Mikki Baile has worn many hats over the course of her athletic career.
She was a member of the U.S. National Field Hockey team and an accomplished athlete at West Chester (Pa.) State University.
She played in the first AIAW basketball championship, the precursor to today's NCAA women's title game.
And the New Jersey native is a former basketball and field hockey coach at Michigan State University, where she earned her master's degree.
For many years, though, Baile has worn the hat of Old Dominion's athletic department. It must be a comfortable fit. This fall the senior associate athletic director will begin her 25th year with Monarch athletic programs.
Back in 1975, Baile, then known by her married name, Mikki Flowers, was hired as field hockey coach, a position she held four years before moving to the administrative side.
In her first season as coach - the Monarchs' first year as an NCAA Division I program - Baile laid the foundation for the formation of the Old Dominion dynasty in field hockey. The Lady Monarch field hockey squad went from a 3-6-2 record in club play in 1975 - only the second year the sport was offered at the university - to 11-7 in 1978 under Baile's guidance.
While still in the coaching ranks, Baile also served as adviser to the sailing club and taught sailing classes. So scarce were facilities and equipment in the 1970s that she hauled the outboard motor for the coaches' boat in the trunk of her car. Sailors also had to hoist their 1950s-era Penguin boats by hand over the seawall, she recalls.
Nowadays, the university's sailing team is one of country's top programs, winning two national championships in 1998 to bring its total to 11.
The field hockey program, likewise, has come a long way since those early days. Under Baile, the turfless Old Dominion field hockey team played its home games at Larchmont School, an experience she calls "dirtball."
"We were in pretty bad shape," said Baile, who took the coaching job as a favor to athletic director Jim Jarrett while he searched for a permanent replacement. "We started so far below and we gained some credibility."
Baile was in on the hiring of current coach Beth Anders, an alumna of Ursinus College, a rival of West Chester. Anders has gone on to claim eight national championships in her 17 seasons as coach, the most recent coming last year.
"Our facilities have improved," she said, noting that the team now plays on artificial grass at Foreman Field. "Our total credibility as a university has improved, which helps us with recruiting."
Baile also started the sport of women's lacrosse at Old Dominion and was the team's first coach in 1980. The squad finished its inaugural year - Baile's only season as coach - with a 7-4 record.
Sitting behind her desk in the Athletic Administration Building, Baile ruminated on the changes that have rippled through the athletic program over the years.
She was among the pioneers of women athletic administrators in the 1970s.
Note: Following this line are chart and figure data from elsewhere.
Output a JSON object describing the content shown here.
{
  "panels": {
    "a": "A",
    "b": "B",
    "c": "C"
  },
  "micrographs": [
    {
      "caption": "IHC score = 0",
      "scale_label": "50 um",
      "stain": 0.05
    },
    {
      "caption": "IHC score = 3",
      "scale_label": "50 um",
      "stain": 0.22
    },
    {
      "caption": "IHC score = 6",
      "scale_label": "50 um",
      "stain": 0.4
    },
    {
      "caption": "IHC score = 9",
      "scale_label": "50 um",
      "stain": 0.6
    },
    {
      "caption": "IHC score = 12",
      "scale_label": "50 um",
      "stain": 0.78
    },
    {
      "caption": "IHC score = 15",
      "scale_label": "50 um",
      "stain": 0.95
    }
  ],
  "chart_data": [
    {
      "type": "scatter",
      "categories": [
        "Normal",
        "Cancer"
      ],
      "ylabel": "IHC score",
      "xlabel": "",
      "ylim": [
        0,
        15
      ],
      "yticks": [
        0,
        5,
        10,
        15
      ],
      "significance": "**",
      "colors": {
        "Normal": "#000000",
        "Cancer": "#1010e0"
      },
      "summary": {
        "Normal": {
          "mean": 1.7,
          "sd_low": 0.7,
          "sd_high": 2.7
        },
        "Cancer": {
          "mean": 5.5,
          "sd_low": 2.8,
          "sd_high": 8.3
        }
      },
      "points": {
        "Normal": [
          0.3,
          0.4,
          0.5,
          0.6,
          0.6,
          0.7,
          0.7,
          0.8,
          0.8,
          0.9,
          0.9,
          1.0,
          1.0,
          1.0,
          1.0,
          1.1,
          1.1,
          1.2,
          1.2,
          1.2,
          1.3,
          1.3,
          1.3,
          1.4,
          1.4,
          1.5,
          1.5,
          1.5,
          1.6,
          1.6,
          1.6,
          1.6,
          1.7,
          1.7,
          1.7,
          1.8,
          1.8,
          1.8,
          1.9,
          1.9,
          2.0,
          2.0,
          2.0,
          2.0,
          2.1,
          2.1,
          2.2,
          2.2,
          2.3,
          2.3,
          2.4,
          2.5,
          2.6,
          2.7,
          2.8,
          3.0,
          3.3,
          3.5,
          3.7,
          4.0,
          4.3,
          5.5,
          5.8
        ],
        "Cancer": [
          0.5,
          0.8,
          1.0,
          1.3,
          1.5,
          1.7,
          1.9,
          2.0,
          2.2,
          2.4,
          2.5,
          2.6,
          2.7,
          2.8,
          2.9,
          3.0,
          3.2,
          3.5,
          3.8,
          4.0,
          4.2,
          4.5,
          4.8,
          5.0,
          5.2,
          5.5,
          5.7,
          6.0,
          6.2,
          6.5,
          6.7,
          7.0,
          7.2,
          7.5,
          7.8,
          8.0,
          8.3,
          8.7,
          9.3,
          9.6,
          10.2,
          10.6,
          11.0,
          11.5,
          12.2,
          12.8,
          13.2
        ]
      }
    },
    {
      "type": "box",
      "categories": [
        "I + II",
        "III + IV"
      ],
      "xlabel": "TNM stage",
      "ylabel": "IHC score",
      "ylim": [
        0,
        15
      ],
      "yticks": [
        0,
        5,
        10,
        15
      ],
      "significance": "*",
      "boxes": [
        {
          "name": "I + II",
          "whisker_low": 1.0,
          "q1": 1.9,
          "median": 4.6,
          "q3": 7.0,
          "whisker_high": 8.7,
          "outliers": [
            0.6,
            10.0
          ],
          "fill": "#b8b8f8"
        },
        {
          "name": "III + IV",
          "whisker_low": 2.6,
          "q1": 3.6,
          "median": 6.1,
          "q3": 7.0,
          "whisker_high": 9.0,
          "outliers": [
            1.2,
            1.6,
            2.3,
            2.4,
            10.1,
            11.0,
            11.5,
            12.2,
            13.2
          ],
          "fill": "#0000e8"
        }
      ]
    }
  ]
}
She began her administrative duties in athletic program support and gradually took on additional tasks in facilities and game management, budget and purchasing.
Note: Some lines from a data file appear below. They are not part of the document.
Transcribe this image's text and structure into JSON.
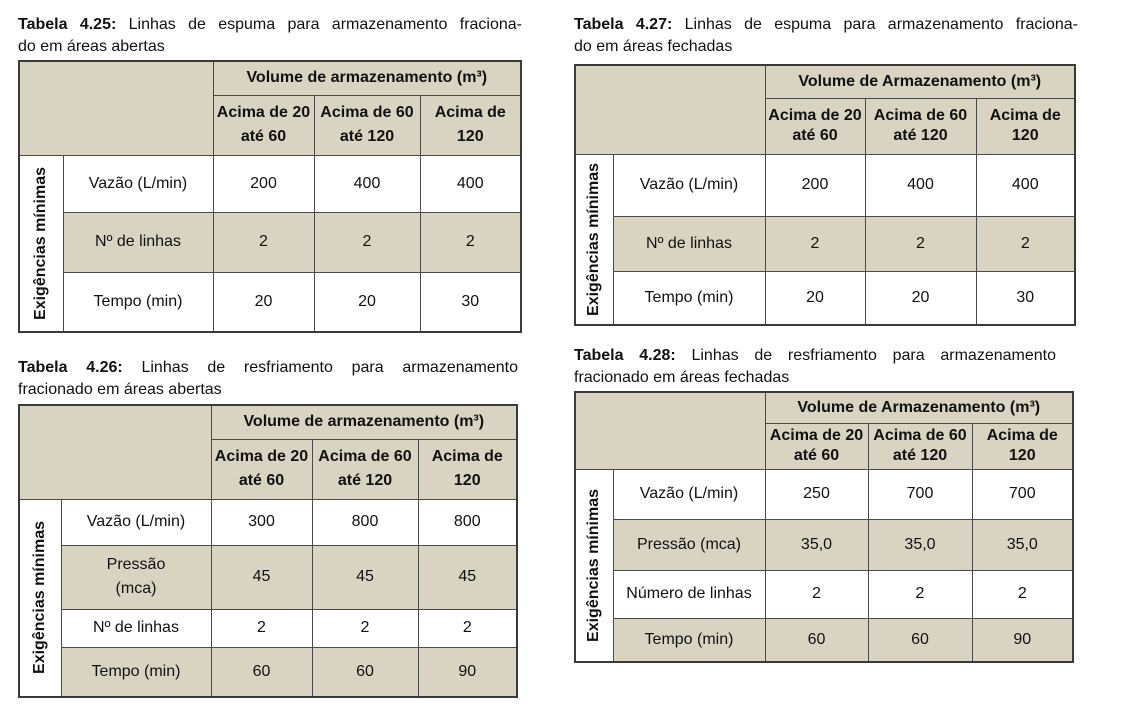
{
  "tables": [
    {
      "caption_label": "Tabela 4.25:",
      "caption_line1": "Linhas de espuma para armazenamento fraciona-",
      "caption_line2": "do em áreas abertas",
      "header": "Volume de armazenamento (m³)",
      "cols": [
        "Acima de 20 até 60",
        "Acima de 60 até 120",
        "Acima de 120"
      ],
      "side_label": "Exigências mínimas",
      "rows": [
        {
          "label": "Vazão  (L/min)",
          "values": [
            "200",
            "400",
            "400"
          ]
        },
        {
          "label": "Nº de linhas",
          "values": [
            "2",
            "2",
            "2"
          ]
        },
        {
          "label": "Tempo  (min)",
          "values": [
            "20",
            "20",
            "30"
          ]
        }
      ]
    },
    {
      "caption_label": "Tabela 4.26:",
      "caption_line1": "Linhas de resfriamento para armazenamento",
      "caption_line2": "fracionado em áreas abertas",
      "header": "Volume de armazenamento  (m³)",
      "cols": [
        "Acima de 20 até 60",
        "Acima de 60 até 120",
        "Acima de 120"
      ],
      "side_label": "Exigências mínimas",
      "rows": [
        {
          "label": "Vazão  (L/min)",
          "values": [
            "300",
            "800",
            "800"
          ]
        },
        {
          "label": "Pressão (mca)",
          "values": [
            "45",
            "45",
            "45"
          ]
        },
        {
          "label": "Nº de linhas",
          "values": [
            "2",
            "2",
            "2"
          ]
        },
        {
          "label": "Tempo (min)",
          "values": [
            "60",
            "60",
            "90"
          ]
        }
      ]
    },
    {
      "caption_label": "Tabela 4.27:",
      "caption_line1": "Linhas de espuma para armazenamento fraciona-",
      "caption_line2": "do em áreas fechadas",
      "header": "Volume de Armazenamento (m³)",
      "cols": [
        "Acima de 20 até 60",
        "Acima de 60 até 120",
        "Acima de 120"
      ],
      "side_label": "Exigências mínimas",
      "rows": [
        {
          "label": "Vazão  (L/min)",
          "values": [
            "200",
            "400",
            "400"
          ]
        },
        {
          "label": "Nº de linhas",
          "values": [
            "2",
            "2",
            "2"
          ]
        },
        {
          "label": "Tempo  (min)",
          "values": [
            "20",
            "20",
            "30"
          ]
        }
      ]
    },
    {
      "caption_label": "Tabela 4.28:",
      "caption_line1": "Linhas de resfriamento para armazenamento",
      "caption_line2": "fracionado em áreas fechadas",
      "header": "Volume de Armazenamento  (m³)",
      "cols": [
        "Acima de 20 até 60",
        "Acima de 60 até 120",
        "Acima de 120"
      ],
      "side_label": "Exigências mínimas",
      "rows": [
        {
          "label": "Vazão (L/min)",
          "values": [
            "250",
            "700",
            "700"
          ]
        },
        {
          "label": "Pressão (mca)",
          "values": [
            "35,0",
            "35,0",
            "35,0"
          ]
        },
        {
          "label": "Número de linhas",
          "values": [
            "2",
            "2",
            "2"
          ]
        },
        {
          "label": "Tempo (min)",
          "values": [
            "60",
            "60",
            "90"
          ]
        }
      ]
    }
  ]
}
When Baile was named associate athletic director in the mid-1980s, she began to delve into issues such as the NCAA-instituted drug testing and academic eligibility standards.
She was chair of the NCAA's field hockey committee and directed the first two NCAA basketball tournaments held at Old Dominion, as well as the field hockey championships at Foreman Field."We've had to make a lot of adjustments over the years," she said. "It doesn't seem like I've been here that many years. There's always been something going on."
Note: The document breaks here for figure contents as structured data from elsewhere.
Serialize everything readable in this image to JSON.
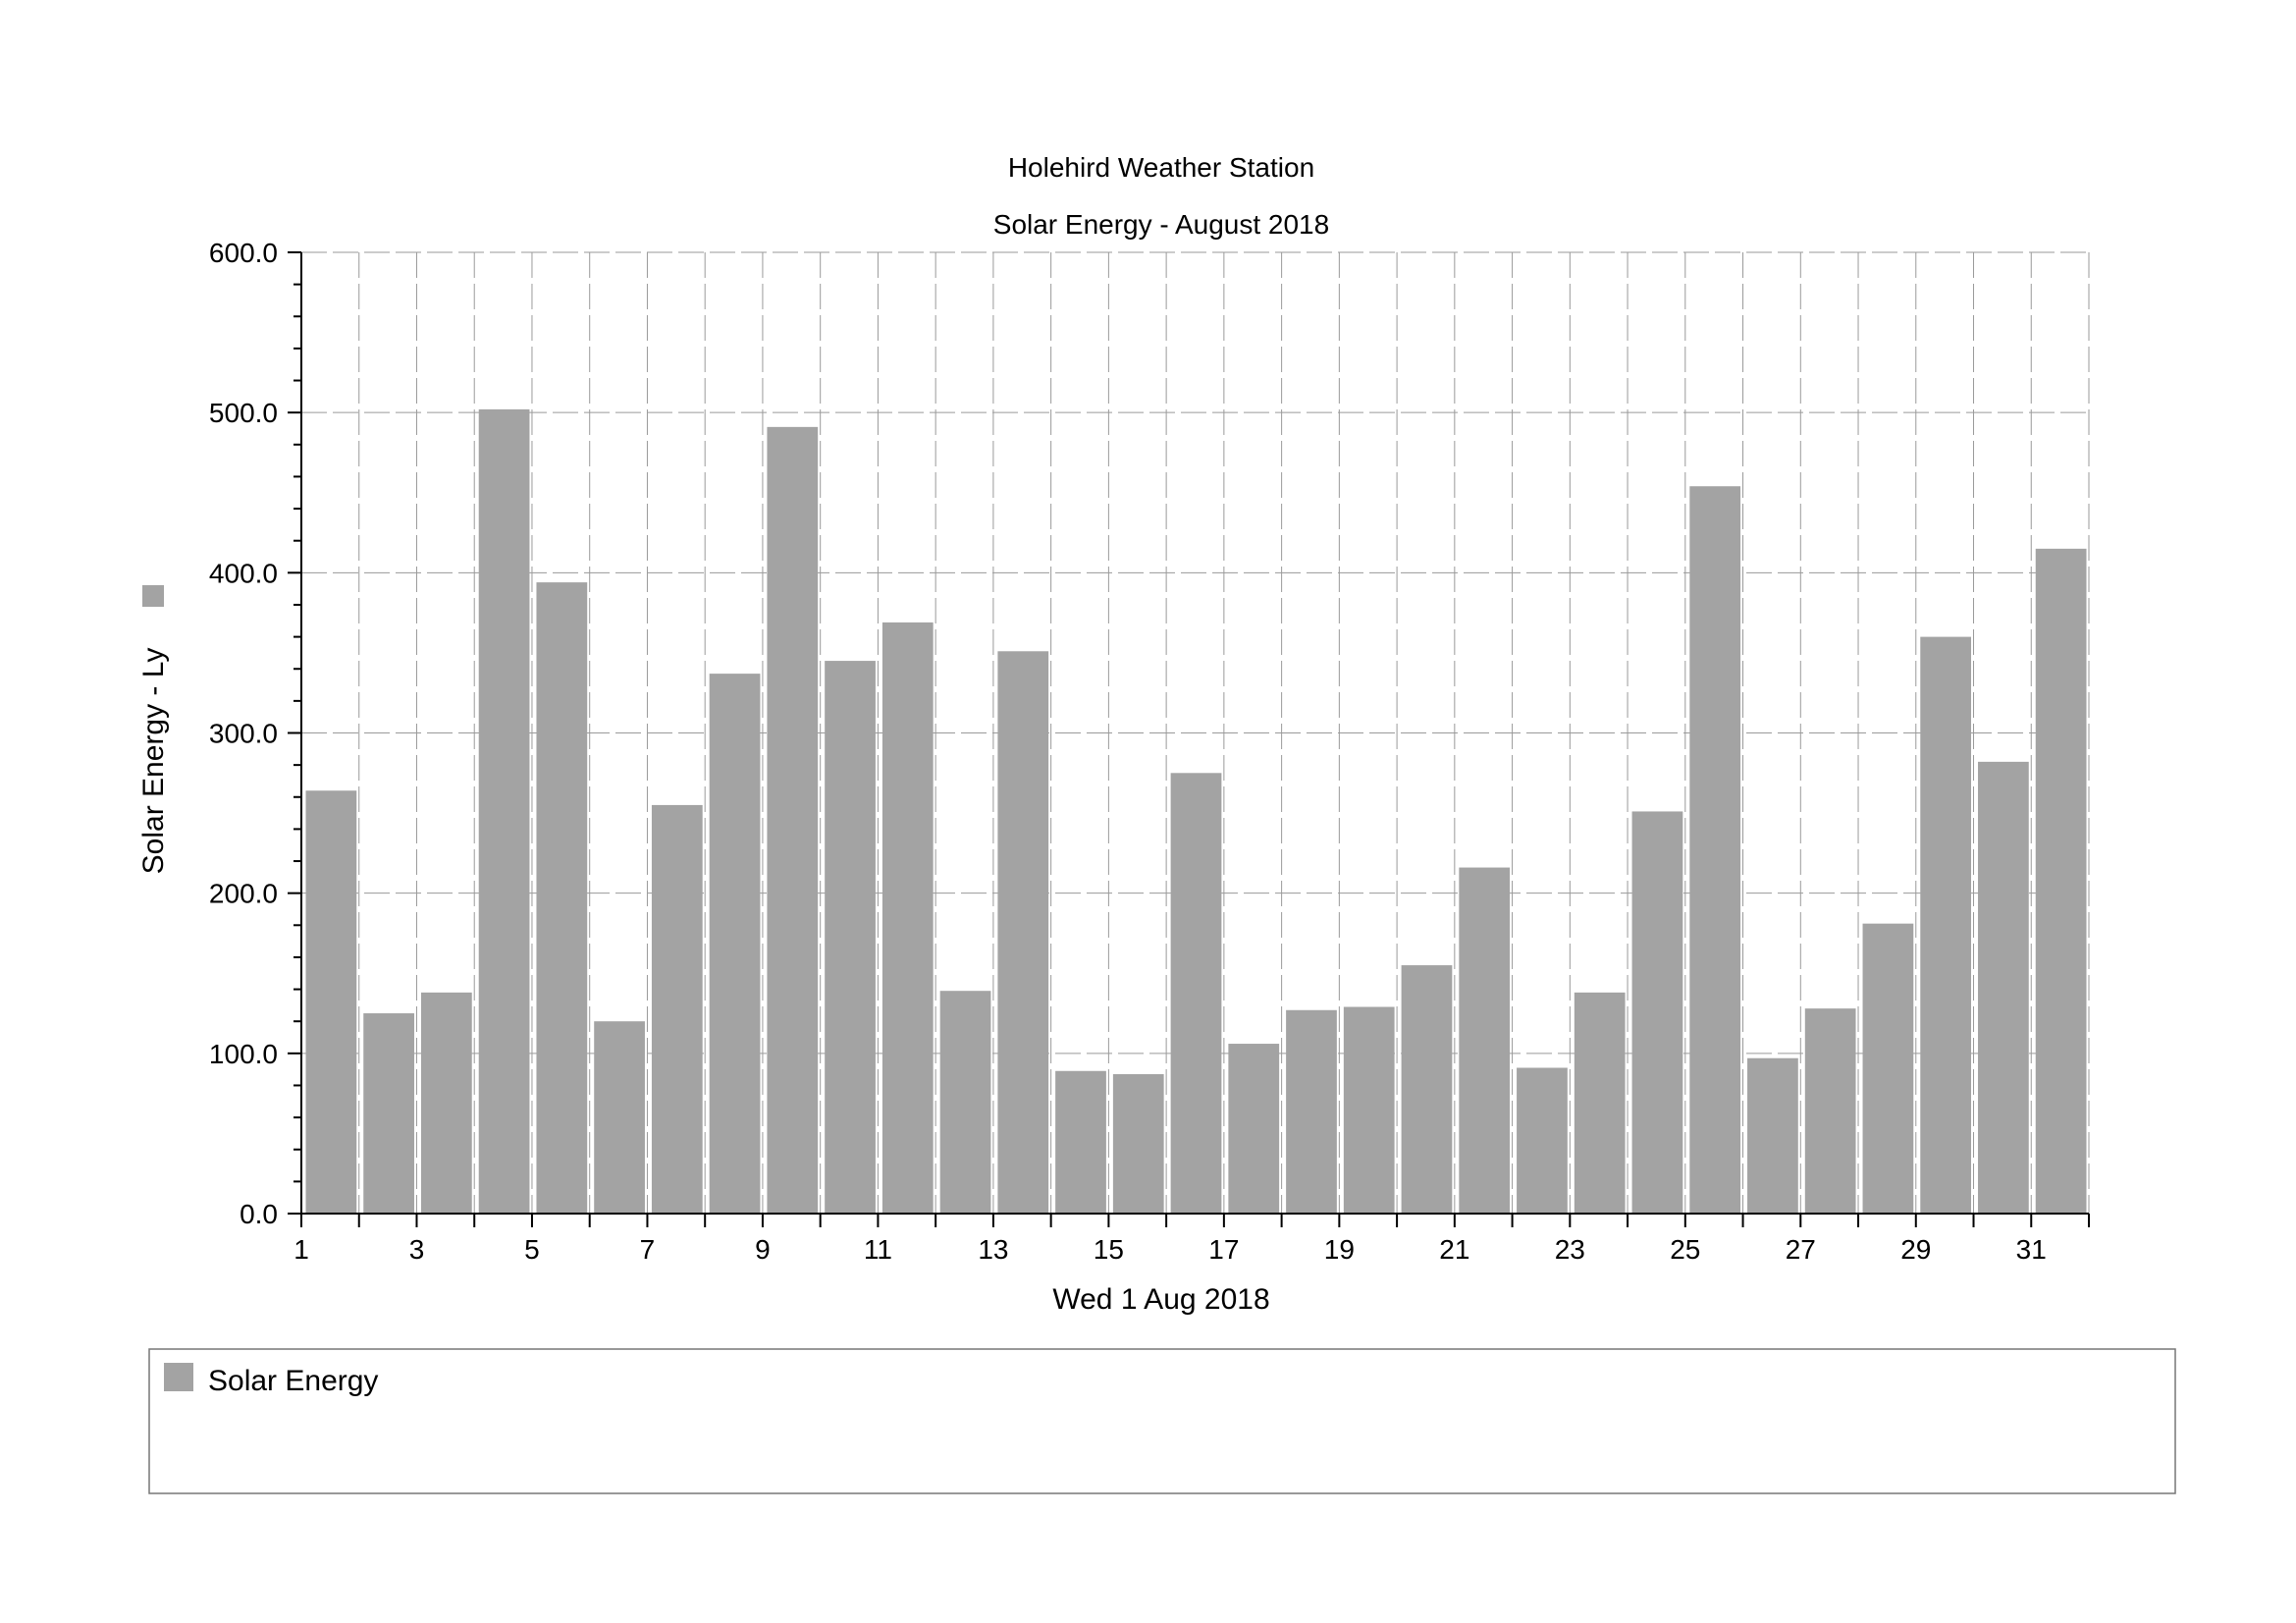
{
  "chart_data": {
    "type": "bar",
    "title": "Holehird Weather Station",
    "subtitle": "Solar Energy - August 2018",
    "xlabel": "Wed 1 Aug 2018",
    "ylabel": "Solar Energy - Ly",
    "ylim": [
      0,
      600
    ],
    "yticks": [
      "0.0",
      "100.0",
      "200.0",
      "300.0",
      "400.0",
      "500.0",
      "600.0"
    ],
    "xticks": [
      "1",
      "3",
      "5",
      "7",
      "9",
      "11",
      "13",
      "15",
      "17",
      "19",
      "21",
      "23",
      "25",
      "27",
      "29",
      "31"
    ],
    "categories": [
      1,
      2,
      3,
      4,
      5,
      6,
      7,
      8,
      9,
      10,
      11,
      12,
      13,
      14,
      15,
      16,
      17,
      18,
      19,
      20,
      21,
      22,
      23,
      24,
      25,
      26,
      27,
      28,
      29,
      30,
      31
    ],
    "series": [
      {
        "name": "Solar Energy",
        "color": "#a3a3a3",
        "values": [
          264,
          125,
          138,
          502,
          394,
          120,
          255,
          337,
          491,
          345,
          369,
          139,
          351,
          89,
          87,
          275,
          106,
          127,
          129,
          155,
          216,
          91,
          138,
          251,
          454,
          97,
          128,
          181,
          360,
          282,
          415
        ]
      }
    ],
    "grid": true,
    "legend": {
      "position": "bottom",
      "entries": [
        "Solar Energy"
      ]
    }
  }
}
Today, as senior associate athletic director, Baile oversees the daily operations of all Old Dominion athletic programs except men's and women's basketball. She also oversees management of home games, as well as the strength room and scholarships. In addition, she serves as the department's housing liaison, and handles disciplinary issues and NCAA-mandatory drug testing. For five years, Baile represented the university to the NCAA Council, which oversees the day-to-day operations of member institutions. She also was chair of the playing and practice season committee
Last year, she earned her doctorate in higher education at Old Dominion after completing her dissertation, which compares men and women coaches of Division I women's basketball programs. One of her findings discounts the perception that male coaches are less concerned about their family responsibilities than female coaches. She discovered that, in fact, men and women are pretty much the same when it comes to balancing their coaching jobs and home life.
Baile's extensive background in athletics and her contacts with coaches around the country helped her get an amazing 81 percent return on the surveys for her dissertation.